生徒会のメンバーの中から、一番偉そうな少女が前に進み出る。
「私は、生徒会長のメグ・リョクイです。」
「メグさん。私は何故、ブラックリストなんかに・・・・?」
と、その瞬間、メグは、ハクの白い髪をつかんで言った。
「じゃあ、あんた、何でこんな白い髪してるのよ?。」
「えっと、これは、生まれつきで・・・・・・。」
「生まれつきですって?緑の国の民は、青緑の髪のはず。少なくとも、緑なはずよ。」
「緑の国の恥よ!」
「そうよ!謝りなさいよ!」
後ろの少女達も、声を上げた。
メグは、にやりと不気味な笑顔をこぼし、そして、白の耳元でささやいた。
「そうね。謝りなさい。『生きていてごめんなさい』って。」
「えっ!?」
生徒会の少女達が、白に襲い掛かる。
「さあ、言いなさいよ。土下座して、『生きていてごめんなさい』ってね。」
ハクには、どうする事も出来なかった。
言うしかなかった。
それ以外、逃れる術は無かった。
「生きていて・・・・・・ごめんなさい。」
一気に、周りから笑いがこぼれた。
その時、皆の集っている後ろから、透き通った声が通った。
「何の騒ぎ?」
「その声は、ミク様?!。」
野次馬をよけて、仲裁にやってきたのは、ミク・ハツネ。
この学校の理事長の娘だった。
外見や要旨も完璧で、皆の憧れの存在だった。
「皆して、何をやっているの?」
「この女は、白い髪。

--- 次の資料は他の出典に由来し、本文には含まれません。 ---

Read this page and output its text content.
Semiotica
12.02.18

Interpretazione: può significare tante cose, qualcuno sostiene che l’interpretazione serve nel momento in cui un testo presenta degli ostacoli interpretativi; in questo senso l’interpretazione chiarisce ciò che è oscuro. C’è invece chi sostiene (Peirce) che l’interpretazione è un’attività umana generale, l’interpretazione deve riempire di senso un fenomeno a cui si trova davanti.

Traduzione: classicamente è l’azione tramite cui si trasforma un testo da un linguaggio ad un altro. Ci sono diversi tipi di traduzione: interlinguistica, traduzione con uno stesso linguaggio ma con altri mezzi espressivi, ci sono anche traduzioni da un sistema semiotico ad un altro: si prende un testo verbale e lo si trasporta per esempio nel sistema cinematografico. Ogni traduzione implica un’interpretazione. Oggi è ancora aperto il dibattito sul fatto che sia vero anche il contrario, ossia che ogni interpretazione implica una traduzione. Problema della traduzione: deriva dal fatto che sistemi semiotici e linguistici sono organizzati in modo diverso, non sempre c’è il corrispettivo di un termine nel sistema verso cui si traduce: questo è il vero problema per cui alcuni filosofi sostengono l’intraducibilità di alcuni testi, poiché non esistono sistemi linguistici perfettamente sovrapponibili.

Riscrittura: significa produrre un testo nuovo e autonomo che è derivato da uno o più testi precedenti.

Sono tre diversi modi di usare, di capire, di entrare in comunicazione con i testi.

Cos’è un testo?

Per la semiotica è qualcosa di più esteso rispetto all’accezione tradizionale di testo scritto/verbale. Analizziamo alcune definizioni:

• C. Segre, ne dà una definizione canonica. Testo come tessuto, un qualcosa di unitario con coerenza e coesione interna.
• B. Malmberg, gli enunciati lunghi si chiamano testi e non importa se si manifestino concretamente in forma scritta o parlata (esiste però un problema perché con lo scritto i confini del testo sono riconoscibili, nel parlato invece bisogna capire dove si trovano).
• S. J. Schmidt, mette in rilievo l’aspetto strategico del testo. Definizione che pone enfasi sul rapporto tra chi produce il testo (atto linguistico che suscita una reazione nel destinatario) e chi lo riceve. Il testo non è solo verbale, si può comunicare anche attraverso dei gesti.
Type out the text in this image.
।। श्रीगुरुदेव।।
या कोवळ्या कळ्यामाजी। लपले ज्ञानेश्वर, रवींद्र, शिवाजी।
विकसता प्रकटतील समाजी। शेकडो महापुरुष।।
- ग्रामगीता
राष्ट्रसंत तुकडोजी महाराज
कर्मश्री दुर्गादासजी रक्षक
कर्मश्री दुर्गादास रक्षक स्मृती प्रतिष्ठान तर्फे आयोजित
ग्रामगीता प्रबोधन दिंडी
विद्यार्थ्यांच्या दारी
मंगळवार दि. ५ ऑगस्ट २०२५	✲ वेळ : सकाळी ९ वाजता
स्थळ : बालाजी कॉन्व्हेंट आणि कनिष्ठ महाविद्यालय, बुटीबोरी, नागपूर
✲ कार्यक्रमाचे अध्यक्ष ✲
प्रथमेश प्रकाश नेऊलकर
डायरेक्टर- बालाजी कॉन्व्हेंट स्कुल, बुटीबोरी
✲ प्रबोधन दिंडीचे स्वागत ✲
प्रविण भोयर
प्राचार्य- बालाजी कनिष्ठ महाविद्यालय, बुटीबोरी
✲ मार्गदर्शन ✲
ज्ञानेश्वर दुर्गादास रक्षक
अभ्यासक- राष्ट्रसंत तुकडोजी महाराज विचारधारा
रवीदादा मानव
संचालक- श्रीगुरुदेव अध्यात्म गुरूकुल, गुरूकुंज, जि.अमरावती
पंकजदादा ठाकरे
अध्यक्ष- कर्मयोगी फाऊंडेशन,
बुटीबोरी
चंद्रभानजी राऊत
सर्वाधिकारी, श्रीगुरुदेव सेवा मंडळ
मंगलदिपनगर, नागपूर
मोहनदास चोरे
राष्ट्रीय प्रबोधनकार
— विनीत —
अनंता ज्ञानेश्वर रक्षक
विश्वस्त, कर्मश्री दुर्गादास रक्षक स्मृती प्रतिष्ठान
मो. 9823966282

国の恥です。」
ミクは、そこに倒れこむ白い少女を見た。
頭のいいミクには、その娘が、本当に悪い人では無いと分かった。
ミクは、少し考えてそして言った。
「確かに、村では風変わりかもしれませんが、町には異国の人などたくさんいますよ。」
「で、でも・・・。」
「貴方達のやりたい事が済んだなら、逃がしておやりなさい。」
「ミク様・・・・・・・。」
「いつまでも集っている必要はありません。見苦しいですよ。」
周りの生徒は、少しざわめくと、次第に立ち去っていった。
生徒会のメンバーも、逃げるように帰って行った。
「もう、帰って平気ですよ。」
床で震える少女に、そう声をかけて、ミクは立ち去った。